Phase III outlined steps for procuring and installing a edicated 50-gpd acid-recycling system for nitric acid dumps from stripping plate-out from the electroless nickel line. This acid-recycling system came on-line in April 1993. It is in the waste treatment area below the electroless nickel plating operations. At Pitney Bowes, proposals for capital projects, such as the three phased implementation of acid-recycling systems, require a strict financial review in addition to an environmental-impact review and a review of the impact on manufacturing. In terms of impact on manufacturing and operations, the project was required to streamline production and assure quality. In terms of an environmental review, the project was required to address the goals of the zero-discharge program as well as to better ensure worker safety. The financial review included the determination of the project's merit by calculating its internal rate of return and net present value. This was accomplished using a computer model. The following are benefits derived from the implementation of acid recycling at Pitney Bowes.

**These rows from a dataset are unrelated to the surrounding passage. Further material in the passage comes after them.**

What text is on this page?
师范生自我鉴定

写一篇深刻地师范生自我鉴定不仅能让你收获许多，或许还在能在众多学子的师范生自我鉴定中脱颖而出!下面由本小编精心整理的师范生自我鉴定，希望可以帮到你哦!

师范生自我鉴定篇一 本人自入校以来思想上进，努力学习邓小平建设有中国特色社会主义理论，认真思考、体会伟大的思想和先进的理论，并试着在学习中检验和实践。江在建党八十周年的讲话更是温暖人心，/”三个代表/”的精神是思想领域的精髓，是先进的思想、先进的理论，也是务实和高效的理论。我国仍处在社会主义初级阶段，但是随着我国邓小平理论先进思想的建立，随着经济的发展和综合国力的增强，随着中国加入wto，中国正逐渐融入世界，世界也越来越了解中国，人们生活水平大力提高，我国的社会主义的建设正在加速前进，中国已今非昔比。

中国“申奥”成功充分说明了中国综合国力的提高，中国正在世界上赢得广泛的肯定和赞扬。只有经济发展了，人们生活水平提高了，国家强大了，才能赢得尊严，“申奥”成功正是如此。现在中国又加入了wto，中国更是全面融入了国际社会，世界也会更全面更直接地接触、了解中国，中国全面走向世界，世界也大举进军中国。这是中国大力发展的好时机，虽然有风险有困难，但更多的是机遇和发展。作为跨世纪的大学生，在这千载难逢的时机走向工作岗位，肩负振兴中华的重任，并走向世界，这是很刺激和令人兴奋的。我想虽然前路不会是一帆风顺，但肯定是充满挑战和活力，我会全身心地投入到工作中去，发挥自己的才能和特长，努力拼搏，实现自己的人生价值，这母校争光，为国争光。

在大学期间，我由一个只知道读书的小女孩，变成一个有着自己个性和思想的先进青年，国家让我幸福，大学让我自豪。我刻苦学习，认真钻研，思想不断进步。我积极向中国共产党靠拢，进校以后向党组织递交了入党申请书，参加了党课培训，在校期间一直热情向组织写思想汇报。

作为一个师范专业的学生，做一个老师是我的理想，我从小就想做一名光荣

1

  • Savings from eliminated disposal costs and reduced inventory purchases are estimated to be $80,000 annually.
  • Elimination of production downtime associated with the dumping and recharging of acid baths.
  • Elimination of direct operator contact with dangerous chemicals.
  • Automatic operation, 24 hrs per day, seven days a week, with minimal operation costs.
  • Improved process control, improved quality and waste minimization.
Diffusion dialysis for acid recycling has reduced acid purchases by up to 95 pct. The process eliminates or lessens neutralization or hazardous waste hauling costs and the related liability. Toxic chemical use is reduced, and the required reporting and handling of hazardous material and associated labor is reduced. Consistent bath strength yields greater product uniformity and better quality. The process helped Pitney Bowes improve quality as well as its economic performance.